The Musician’s Advocate
Every year in his Intro to Music Business class, George Howard asks students how many believe that if they signed with a major label, the contract would be fair. “No hands show,” he says. Then, he asks students how many of them would sign a deal if an A&R person from a major label walked into the room and offered one. “And 80 percent of hands in the room go up,” says Howard. “It just shows me that they don’t like their options, but they don’t know what the others are.”
Howard, a professor of music business, has spent his career trying to change that. “My purpose is to help musicians create and maintain successful careers on their own terms,” he says. “I’ve been tilting at that windmill since I started putting out records from my college dorm room.” Often, that has meant employing new technological innovations to change the terms of engagement. Last December, Newsweek named him one of “America’s 50 greatest disruptors.” In the late 1990s, he was president of Rykodisc, then the first CD-only independent record label; in the early 2000s, he cofounded TuneCore to license music over the web.
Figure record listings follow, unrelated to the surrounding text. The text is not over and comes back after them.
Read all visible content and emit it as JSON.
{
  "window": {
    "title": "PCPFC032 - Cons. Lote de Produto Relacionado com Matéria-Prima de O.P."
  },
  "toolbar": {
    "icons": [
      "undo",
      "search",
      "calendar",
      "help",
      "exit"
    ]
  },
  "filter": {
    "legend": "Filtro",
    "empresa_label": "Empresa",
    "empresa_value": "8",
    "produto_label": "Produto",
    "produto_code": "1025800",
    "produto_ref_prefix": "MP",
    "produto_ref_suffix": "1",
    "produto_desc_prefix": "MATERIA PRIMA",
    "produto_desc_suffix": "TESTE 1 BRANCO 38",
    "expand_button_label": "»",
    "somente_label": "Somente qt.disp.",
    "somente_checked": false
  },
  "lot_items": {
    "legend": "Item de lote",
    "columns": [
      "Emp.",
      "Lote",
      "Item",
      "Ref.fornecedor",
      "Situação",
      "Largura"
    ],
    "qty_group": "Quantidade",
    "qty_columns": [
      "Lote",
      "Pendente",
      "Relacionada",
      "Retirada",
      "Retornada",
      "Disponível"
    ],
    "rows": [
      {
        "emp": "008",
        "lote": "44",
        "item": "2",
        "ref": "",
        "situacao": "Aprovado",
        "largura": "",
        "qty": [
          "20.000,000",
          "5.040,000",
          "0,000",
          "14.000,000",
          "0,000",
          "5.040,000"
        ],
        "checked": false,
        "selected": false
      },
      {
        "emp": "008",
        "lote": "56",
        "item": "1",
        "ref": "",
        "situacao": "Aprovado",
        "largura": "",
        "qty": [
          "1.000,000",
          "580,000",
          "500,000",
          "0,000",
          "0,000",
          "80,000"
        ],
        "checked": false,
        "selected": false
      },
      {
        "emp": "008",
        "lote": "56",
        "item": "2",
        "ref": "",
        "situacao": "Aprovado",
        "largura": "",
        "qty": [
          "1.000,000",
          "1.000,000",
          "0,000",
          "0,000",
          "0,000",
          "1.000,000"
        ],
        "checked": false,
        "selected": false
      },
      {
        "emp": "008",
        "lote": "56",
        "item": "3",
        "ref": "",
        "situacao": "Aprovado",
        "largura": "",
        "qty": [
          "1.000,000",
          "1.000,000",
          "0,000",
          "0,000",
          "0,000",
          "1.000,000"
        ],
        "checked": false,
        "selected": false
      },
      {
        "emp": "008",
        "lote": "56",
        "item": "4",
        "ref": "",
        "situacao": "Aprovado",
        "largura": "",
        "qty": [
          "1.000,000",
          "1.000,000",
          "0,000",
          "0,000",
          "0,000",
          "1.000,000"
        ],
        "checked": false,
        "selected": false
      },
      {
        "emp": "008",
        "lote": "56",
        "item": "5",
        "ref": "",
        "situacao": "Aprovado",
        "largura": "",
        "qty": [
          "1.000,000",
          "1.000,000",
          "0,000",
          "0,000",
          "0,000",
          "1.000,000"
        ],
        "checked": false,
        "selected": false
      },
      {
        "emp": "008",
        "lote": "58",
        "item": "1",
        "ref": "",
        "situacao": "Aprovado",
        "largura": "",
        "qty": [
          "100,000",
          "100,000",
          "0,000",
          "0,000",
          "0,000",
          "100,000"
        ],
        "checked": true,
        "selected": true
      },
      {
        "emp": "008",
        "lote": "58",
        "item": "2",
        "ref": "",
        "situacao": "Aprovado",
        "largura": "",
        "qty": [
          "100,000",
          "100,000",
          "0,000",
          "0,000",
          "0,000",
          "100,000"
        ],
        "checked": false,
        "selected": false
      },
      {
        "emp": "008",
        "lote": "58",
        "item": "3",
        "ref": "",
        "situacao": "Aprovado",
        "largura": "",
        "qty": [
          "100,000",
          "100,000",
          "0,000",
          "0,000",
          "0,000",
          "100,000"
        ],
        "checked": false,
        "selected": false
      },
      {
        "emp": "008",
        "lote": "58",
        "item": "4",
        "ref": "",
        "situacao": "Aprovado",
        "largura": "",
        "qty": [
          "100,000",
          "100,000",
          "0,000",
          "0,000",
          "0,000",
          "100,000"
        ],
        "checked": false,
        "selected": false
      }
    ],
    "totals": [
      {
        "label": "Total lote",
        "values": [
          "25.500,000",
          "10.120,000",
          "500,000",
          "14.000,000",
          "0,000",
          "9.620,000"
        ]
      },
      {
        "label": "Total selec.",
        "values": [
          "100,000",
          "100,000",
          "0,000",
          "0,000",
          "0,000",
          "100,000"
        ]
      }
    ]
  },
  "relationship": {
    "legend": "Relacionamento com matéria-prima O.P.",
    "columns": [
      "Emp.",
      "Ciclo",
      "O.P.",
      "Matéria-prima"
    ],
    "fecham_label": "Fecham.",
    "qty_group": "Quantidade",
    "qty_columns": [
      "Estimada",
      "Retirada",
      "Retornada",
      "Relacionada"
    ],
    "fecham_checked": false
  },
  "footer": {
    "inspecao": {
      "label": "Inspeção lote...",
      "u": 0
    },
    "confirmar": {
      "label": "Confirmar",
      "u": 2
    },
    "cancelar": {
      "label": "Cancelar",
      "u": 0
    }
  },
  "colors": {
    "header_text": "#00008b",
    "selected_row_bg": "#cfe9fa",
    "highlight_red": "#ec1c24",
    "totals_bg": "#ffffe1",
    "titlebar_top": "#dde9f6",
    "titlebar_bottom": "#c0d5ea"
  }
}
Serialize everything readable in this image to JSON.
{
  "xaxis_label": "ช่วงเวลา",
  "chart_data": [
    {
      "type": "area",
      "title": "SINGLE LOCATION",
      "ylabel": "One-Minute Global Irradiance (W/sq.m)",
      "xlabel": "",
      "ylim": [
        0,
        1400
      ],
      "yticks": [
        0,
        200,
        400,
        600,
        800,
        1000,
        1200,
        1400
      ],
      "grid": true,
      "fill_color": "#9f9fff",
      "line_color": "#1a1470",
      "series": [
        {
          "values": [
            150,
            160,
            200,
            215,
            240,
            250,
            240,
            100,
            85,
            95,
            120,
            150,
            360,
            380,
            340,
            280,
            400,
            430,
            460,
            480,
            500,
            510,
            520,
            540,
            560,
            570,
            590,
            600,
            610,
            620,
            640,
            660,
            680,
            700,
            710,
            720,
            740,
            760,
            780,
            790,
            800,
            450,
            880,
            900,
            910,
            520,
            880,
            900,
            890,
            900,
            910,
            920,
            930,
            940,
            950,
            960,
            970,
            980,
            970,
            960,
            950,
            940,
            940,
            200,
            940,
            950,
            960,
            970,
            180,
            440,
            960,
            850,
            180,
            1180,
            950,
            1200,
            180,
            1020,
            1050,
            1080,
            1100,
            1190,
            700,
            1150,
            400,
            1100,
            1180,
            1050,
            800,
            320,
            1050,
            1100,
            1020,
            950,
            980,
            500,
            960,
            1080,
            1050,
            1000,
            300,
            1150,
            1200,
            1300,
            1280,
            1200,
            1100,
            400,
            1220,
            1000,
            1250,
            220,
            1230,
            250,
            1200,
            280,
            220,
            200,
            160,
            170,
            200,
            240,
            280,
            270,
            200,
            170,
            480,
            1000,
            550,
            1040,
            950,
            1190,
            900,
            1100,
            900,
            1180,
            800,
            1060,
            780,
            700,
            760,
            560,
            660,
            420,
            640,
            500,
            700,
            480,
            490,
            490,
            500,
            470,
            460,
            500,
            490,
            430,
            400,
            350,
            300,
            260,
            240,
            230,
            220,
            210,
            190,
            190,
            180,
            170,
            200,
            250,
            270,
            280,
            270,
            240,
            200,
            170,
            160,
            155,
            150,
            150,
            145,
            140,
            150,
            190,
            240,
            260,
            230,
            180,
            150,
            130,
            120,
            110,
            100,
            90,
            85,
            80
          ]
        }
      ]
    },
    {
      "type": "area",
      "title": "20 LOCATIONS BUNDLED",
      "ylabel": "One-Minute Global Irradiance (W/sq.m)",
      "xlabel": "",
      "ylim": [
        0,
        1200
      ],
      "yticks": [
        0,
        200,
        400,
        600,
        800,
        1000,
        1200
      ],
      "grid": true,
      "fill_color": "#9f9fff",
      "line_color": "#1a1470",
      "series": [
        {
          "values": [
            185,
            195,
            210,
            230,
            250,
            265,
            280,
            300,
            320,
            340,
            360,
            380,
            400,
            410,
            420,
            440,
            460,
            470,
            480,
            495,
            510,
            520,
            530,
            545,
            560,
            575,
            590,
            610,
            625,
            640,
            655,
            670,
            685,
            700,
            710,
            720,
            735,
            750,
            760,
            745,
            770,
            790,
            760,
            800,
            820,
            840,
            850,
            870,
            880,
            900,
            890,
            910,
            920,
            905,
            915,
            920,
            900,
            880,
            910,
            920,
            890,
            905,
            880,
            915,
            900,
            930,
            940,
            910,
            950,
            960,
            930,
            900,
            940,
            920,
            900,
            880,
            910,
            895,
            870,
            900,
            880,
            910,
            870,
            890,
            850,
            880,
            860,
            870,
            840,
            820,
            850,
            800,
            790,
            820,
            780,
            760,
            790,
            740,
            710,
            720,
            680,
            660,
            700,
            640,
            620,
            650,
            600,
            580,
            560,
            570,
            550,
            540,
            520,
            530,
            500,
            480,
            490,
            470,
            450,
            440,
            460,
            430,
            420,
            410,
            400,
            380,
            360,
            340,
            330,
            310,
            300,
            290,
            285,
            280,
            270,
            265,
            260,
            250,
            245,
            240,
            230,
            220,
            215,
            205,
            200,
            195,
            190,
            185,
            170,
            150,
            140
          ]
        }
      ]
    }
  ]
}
His latest ventures employ blockchains, decentralized and encrypted computer databases, to increase transparency for artists and help them monetize their works and connect directly with their fans. “My analogy is that licensing music in 2022 is like booking travel in 1975—it’s full of intermediaries,” says Howard, author of Everything in Its Right Place: How Blockchain Technology Will Lead to a More Transparent Music Industry. “Artists don’t really have any control.” The way contracts are set up on streaming platforms such as Spotify and Amazon Music, some big-name artists make lots of money while the majority of artists make little—and the labels sit back and rake in the passive income.
Howard created a licensing platform for student musicians at Berklee called RAIDAR (Rights and Asset Information in Decentralized, Authoritative Repositories), using a carbon-neutral blockchain called Algorand. Once information is put onto a blockchain, it cannot be removed, creating an accurate record of ownership; in addition, a blockchain can employ “smart contracts” that automatically process transactions according to set rules. “A student can set the price and terms for a song, and so long as a buyer agrees to it, the contract will unlock,” Howard explains. The platform will allow students to directly license their content for student films, video games, and other projects.
Howard is now working on broadening this licensing arrangement to a commercial platform called Dequency, which would be open to any artist. In another project, the Song That Owns Itself (STOI), artists distribute ownership tokens for a song to fans, who sell and distribute these tokens and split the profit. A blockchain keeps track of transactions, so artists can get to know their most loyal fans and reward them with perks such as advance concert ticket sales or “Ask Me Anything” sessions with the band. Already, the project has worked with such artists as Superposition and Darryl "DMC" McDaniels (of Run-DMC fame).
Howard develops and invests in these ventures while at the same time teaching classes at Berklee such Music + the Blockchain, hoping he can inspire students to become music entrepreneurs themselves. “I’m proud to be part of an institution that allows me flexibility to try something at a time when most other academic institutions would be like, ‘Well, we don’t know what this is; we’re going to stay away from it,’” he says. Ultimately, he hopes blockchain technology will catch on in the music-licensing industry more broadly, so everyone will be more accurately and justly compensated. “But especially independent artists,” he says. “It’s to them my heart is obviously biased.”
This article appeared in the fall/winter 2022 issue of Berklee Today.